The game’s abundance of ideas and variety of action is admirable. The camera will swing from left to right; vertically or even spin you upside down turning it into a side-scrolling or vertically scrolling shooter. At another point, the game briefly becomes a side-on brawler, giving a twist to the finale of one boss fight. The quality and variety of visual design is likewise dazzling, to the point where the sometimes less-than-pretty textures are eclipsed.
The levels vary from cities, underwater tunnels, sky fortresses, space stations, lava submarines, and haunted forests. These are populated with chimera-like beasts, bioluminescent fish, soldiers, elaborate robots, and screen-filling bosses. You frequently encounter bosses and minibosses, they are hugely, gratifyingly inventive. A voodoo-styled boss with a bird skull on her head fires exploding lotuses and time-bending ravens at you. Another boss transforms into al manta ray and then into a school of flipping, laser-equipped dolphins. Another is a transforming airship that changes its weapons in each stage. Every boss is a trial, each is uniquely memorable and tough enough to make each encounter feel epic.
The boss battles feel like an era of gaming past, traditional multistage affairs in which you chip away at a vast multi-colour health bar. The game is at its most brutally challenging in these battles, with the absence of checkpoints, but it never quite strays into frustrating difficulty. Though it’s not an especially long game, six hours for a single play-through, but its replay value is high, with online leaderboards for players to compete on and personal records to beat.
Scoring is based on a multiplier system that rewards stringing together kills without getting hit, so dodging is crucial. There’s often a single, small safe patch on the screen, with the rest filled with lasers, fire, floating mines, boulders, missiles, and other glowing, exploding, or destructive items. This leaves you navigating a hazard-filled screen with one hand and shooting with the other. Doing both at once, with one eye on a distant enemy’s movement and another on the shifting pattern of deadly things in the foreground, is key, and there’s a great deal of satisfaction to be had in mastering it.

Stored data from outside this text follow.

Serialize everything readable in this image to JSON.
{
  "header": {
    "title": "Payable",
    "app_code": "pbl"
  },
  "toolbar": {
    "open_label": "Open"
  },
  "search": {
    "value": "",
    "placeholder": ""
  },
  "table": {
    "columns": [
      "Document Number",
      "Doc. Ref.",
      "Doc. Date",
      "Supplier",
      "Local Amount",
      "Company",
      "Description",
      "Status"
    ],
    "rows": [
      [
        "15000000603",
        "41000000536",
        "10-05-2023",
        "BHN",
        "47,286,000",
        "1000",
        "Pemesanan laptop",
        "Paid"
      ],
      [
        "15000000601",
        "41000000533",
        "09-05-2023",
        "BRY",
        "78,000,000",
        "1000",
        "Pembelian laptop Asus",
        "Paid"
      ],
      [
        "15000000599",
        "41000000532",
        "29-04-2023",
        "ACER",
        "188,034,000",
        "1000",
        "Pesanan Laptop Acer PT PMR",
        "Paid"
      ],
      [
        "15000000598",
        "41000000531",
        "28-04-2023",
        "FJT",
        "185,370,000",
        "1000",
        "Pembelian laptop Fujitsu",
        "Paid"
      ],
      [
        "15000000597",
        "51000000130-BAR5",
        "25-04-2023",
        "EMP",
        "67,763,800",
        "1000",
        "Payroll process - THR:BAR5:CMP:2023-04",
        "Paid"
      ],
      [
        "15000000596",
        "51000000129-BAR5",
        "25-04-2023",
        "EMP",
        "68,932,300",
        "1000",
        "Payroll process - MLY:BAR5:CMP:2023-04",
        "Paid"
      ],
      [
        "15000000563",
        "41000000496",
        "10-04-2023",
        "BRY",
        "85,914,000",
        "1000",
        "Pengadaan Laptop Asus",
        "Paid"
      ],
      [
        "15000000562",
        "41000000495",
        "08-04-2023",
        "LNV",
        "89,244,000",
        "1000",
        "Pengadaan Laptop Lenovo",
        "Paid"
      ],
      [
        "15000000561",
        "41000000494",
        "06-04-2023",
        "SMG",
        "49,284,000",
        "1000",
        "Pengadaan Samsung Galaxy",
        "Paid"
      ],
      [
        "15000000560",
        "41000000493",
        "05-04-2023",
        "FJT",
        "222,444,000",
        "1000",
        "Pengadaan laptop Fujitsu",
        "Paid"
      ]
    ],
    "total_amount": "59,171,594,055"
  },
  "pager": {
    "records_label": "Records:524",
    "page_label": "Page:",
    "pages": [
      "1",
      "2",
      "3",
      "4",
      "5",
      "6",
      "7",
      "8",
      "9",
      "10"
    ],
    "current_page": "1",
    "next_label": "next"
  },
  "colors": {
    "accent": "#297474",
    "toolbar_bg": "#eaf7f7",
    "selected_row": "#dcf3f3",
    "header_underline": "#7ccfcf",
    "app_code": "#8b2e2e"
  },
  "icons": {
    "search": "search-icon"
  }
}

The two-player mode is a letdown. Instead of adding a second character to the screen you get a second targeting reticle. The second player becomes an assistant who can do little extra damage, picking up some extra points, and clearing the screen of hazards but has no special attacks. The weak co-op offering aside, Sin and Punishment: Successor of the Skies impresses with its gratifying action and wealth of ideas. Wii owners owe it to themselves to experience a high-energy on-rails shooter with this diverse and fresh-feeling game.